AUGUST 27, 2010, 2:50 PM

Boycott of Theater in Israeli Settlement Grows

Ronen Zvulun/Reuters Ariel Turgeman, the manager of a theater under construction in the Israeli settlement of Ariel, in the West Bank, where dozens of Israeli theater professionals have said they will not perform.

Updated | Sunday | 10:48 p.m. Dozens of Israel theater professionals have signed a letter protesting plans, announced this week, for Israeli theater companies to perform in a new cultural center nearing completion in Ariel, a West Bank settlement built on a site chosen by Ariel Sharon, Israel’s former leader.*

As The Lede explained on Thursday, soon after a slate of performances was announced this week, two actors with Israel’s national theater company announced that they would refuse to work in the Israeli settlement.

On Friday, the Israeli newspaper Web site Ynet News reported that dozens of Israel’s leading actors, directors, composers and playwrights had signed a letter sent to the managers of four theater companies that agreed to stage plays in the settlement, in which they said:

We wish to express our disgust with the theater’s board’s plans to perform in the new auditorium in Ariel. The actors among us hereby declare that we will refuse to perform in Ariel, as well as in any other settlement. We urge the boards to hold their activity within the sovereign borders of the State of Israel within the Green Line.

 

One of the most prominent signatories is Yehoshua Sobol, the celebrated Israeli author of the Holocaust drama “Ghetto.”

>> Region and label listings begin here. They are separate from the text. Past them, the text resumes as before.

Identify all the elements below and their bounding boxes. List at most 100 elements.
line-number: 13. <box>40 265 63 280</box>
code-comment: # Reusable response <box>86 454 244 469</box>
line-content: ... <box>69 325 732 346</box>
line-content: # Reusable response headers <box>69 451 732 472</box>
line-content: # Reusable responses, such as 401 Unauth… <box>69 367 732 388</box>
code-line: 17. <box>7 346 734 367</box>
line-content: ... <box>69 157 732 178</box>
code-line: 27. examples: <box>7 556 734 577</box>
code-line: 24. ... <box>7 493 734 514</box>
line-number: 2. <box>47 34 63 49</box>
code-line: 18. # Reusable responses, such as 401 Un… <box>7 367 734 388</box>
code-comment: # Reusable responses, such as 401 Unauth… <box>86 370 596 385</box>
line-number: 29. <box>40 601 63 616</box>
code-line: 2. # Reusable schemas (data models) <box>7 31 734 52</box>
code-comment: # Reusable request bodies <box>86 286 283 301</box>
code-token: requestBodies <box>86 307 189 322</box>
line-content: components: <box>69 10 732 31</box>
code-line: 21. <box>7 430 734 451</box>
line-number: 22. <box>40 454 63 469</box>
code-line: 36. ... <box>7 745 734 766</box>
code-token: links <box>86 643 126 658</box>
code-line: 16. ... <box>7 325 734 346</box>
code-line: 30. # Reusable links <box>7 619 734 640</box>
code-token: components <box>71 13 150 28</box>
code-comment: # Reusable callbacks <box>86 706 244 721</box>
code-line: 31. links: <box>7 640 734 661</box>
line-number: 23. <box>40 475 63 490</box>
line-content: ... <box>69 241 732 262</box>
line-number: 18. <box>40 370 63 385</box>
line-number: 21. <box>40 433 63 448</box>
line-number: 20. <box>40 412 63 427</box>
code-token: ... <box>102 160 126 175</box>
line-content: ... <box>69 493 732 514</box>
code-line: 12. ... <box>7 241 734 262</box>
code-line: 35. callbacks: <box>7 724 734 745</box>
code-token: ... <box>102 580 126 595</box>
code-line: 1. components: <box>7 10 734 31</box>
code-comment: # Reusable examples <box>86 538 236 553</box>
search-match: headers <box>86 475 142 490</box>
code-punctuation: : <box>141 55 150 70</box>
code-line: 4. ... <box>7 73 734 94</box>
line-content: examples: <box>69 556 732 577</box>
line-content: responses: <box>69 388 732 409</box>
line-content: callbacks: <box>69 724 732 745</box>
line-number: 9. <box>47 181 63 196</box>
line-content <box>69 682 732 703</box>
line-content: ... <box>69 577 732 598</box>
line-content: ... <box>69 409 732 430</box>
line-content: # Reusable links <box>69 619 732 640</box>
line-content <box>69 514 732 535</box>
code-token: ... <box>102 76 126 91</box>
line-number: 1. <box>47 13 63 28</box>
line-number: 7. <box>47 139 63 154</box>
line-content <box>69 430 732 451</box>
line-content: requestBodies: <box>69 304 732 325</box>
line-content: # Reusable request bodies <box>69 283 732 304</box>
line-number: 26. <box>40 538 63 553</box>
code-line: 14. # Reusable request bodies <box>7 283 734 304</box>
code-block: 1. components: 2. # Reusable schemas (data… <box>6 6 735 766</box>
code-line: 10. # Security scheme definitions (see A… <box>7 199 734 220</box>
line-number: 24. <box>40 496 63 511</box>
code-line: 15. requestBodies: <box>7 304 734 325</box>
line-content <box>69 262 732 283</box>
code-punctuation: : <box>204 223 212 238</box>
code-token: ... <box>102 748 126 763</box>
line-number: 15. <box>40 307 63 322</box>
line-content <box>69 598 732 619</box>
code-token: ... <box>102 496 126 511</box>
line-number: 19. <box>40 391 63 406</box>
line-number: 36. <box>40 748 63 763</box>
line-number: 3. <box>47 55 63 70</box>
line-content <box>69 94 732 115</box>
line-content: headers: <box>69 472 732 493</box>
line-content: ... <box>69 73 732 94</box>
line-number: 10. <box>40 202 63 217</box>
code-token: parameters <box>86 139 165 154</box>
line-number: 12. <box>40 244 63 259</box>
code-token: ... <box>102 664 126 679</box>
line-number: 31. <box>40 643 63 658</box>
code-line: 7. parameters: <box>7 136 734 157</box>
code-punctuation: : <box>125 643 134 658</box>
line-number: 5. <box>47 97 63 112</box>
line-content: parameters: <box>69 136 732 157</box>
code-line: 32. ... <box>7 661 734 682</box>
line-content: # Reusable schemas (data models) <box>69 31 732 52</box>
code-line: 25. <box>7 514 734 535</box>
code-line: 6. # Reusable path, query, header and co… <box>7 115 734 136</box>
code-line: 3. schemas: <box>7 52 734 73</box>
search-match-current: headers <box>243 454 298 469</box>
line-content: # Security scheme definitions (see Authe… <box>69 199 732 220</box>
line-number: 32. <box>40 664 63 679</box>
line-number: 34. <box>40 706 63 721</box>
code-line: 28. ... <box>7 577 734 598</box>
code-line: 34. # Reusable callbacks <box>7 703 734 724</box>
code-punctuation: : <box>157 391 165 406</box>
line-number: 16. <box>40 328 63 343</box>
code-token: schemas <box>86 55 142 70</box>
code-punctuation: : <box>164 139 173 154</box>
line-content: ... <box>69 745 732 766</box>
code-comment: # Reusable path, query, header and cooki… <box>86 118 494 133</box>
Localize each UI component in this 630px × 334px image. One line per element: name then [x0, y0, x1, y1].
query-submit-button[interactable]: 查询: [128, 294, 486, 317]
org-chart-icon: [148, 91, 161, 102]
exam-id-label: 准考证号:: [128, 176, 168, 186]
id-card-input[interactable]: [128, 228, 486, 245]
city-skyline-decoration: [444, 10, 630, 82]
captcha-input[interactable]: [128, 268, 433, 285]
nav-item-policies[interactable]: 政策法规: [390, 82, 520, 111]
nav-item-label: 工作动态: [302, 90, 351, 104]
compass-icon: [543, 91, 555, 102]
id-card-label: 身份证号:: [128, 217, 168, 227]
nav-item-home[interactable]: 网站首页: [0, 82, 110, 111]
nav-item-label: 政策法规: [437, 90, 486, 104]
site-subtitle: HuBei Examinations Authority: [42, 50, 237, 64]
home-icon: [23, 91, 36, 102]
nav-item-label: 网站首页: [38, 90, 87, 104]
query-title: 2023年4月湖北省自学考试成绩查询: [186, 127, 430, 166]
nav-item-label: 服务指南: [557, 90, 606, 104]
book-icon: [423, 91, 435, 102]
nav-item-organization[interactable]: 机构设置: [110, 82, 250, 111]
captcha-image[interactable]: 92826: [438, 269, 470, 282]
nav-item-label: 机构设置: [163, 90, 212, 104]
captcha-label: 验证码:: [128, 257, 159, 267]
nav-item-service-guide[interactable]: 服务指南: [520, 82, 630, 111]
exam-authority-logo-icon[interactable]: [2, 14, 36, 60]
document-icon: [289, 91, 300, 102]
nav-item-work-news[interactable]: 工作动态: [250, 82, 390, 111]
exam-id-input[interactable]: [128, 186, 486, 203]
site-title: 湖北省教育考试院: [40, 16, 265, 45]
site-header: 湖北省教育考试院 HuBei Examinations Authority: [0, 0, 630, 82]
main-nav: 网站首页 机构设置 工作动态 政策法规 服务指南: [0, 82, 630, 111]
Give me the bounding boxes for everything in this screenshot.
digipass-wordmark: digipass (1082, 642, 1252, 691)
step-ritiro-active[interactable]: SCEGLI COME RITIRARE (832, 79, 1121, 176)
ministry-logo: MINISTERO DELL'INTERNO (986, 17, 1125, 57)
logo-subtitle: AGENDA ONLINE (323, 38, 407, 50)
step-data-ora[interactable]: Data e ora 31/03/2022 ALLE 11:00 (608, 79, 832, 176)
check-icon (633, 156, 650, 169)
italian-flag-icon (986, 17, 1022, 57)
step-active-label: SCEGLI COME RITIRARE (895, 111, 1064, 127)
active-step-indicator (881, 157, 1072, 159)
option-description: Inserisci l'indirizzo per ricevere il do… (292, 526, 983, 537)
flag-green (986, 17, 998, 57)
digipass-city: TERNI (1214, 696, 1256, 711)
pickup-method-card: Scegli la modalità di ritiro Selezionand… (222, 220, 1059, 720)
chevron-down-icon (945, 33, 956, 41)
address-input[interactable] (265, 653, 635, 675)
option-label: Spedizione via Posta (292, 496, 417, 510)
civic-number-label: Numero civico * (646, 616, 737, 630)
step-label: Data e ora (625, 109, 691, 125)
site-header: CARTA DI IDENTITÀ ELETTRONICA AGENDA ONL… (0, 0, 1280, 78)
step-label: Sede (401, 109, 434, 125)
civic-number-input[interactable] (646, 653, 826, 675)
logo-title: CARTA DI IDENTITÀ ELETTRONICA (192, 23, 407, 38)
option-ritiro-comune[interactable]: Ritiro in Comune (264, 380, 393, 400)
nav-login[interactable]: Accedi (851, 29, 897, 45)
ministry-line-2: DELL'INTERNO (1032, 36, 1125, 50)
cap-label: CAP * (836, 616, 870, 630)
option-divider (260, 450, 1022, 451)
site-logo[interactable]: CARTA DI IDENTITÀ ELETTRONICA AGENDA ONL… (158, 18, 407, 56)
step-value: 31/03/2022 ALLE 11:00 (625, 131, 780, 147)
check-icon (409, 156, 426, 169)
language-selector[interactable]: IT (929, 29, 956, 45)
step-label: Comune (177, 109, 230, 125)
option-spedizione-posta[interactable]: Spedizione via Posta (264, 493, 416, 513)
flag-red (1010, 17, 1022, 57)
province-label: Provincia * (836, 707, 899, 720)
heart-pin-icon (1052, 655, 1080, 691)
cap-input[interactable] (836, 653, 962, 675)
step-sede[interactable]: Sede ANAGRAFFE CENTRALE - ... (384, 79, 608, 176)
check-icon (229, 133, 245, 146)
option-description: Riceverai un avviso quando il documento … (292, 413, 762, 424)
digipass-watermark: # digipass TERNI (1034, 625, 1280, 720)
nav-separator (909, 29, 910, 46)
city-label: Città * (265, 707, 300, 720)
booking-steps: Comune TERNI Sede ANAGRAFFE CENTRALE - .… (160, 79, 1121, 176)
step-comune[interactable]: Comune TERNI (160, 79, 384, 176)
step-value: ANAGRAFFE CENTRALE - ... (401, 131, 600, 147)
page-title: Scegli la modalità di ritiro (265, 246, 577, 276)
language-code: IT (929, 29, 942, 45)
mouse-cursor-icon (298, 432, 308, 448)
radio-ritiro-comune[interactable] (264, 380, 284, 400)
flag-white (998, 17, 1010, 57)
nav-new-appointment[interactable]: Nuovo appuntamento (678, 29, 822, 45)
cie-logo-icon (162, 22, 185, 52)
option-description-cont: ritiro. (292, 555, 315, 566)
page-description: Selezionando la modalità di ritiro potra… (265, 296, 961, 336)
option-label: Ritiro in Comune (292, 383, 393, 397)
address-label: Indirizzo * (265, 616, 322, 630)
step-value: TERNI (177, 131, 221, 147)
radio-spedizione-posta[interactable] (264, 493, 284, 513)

Vardit Shalfi, a dramaturg who who helped put the letter together, told Ynet:

Ariel is not a legitimate community, and as such, is against international law and international treaties that the State of Israel has signed. This means anyone performing there would be considered a criminal according to international law. The theater’s boards should inform their actors that there are apartheid roads for Jews only that lead into the settlement of Ariel. The moment we perform there, we are giving legitimization to this settlement’s existence.

Ynet added that Israel’s national theater said that the question of whether it should perform in a settlement built on Palestinian land first occupied by Israel in 1967 “calls for an in-depth examination of all the issues it includes…. We are looking into the matter.”

The newspaper also reported that an umbrella organization representing Israeli settlers on the West Bank denounced the calls for a boycott:

Our response to the letter signed by a bunch of anti-Zionist leftists and refusniks will be very harsh. This vile letter, which speaks out against the best of the State’s sons who defend them while they are acting on stage, requires a direct, poignant and clear response from the theaters’ boards, and this is what we expect. We will announce our future steps in the coming days.

Noam Sheizaf, an Israeli journalist and blogger, commented, “This is a major development, especially since under the new boycott bill, which stands a good chance of becoming a law in the one of the next Knesset session, any call to boycott Israel or the settlements could result in a fine of up to 30,000 shekels ($9,000), without proof of damages.”

As The Lede noted o
n Thursday, one of the first plays scheduled to be performed in the new cultural center in Ariel, Bertolt Brecht’s “Caucasian Chalk Circle,” deals explicitly with a dispute over which of two groups should have the right to live and work on a contested piece of land.

Update: In response to the boycott call, Israeli Prime Minister Benjamin Netanyahu said at a cabinet meeting on Sunday: “Israel is the target of an international delegitimization campaign – the last thing the state needs to do is fund bodies that are promoting boycotts from within,” Haaretz reported.

In an opinion column encouraging more members of the drama community to join the boycott, Gideon Levy wrote that the fight over the theater is a stark reminder that Israel’s internationally-recognized border — known as the Green Line — does not include any of the settlements built in the West Bank since it was occupied in 1967:

Not much has remained of the Green Line. At a time when the Tate Modern in London is presenting the impressive video work of Francis Alys, an artist who walked with a bucket of paint to draw the Green Line anew, Israel is doing its utmost to blur it. Now theater has mobilized on behalf of this campaign of obfuscation and darkness. Yes, there is a difference between legitimate, sovereign Israel and the areas of its occupation. Yes, there is a moral difference between appearing here and appearing there, in the heart of an illegal settlement (illegal, like all of its settlement siblings ) built on a plot of stolen land, in a performance designed to help settlers pass their time pleasantly, while surrounded by people who have been deprived of all their rights.

*An earlier version of this post referred imprecisely to the name of the settlement. In 2009, the town, which was already named Ariel, was rededicated in honor of Ariel Sharon. Arutz Sheva, a West Bank news organization, reported at the time: “Ron Nachman, the mayor of the Samaria town of Ariel, announced Monday that the city he leads will now be named after former Prime Minister Ariel Sharon. The city will keep its current name, but the explanation behind the name will change.”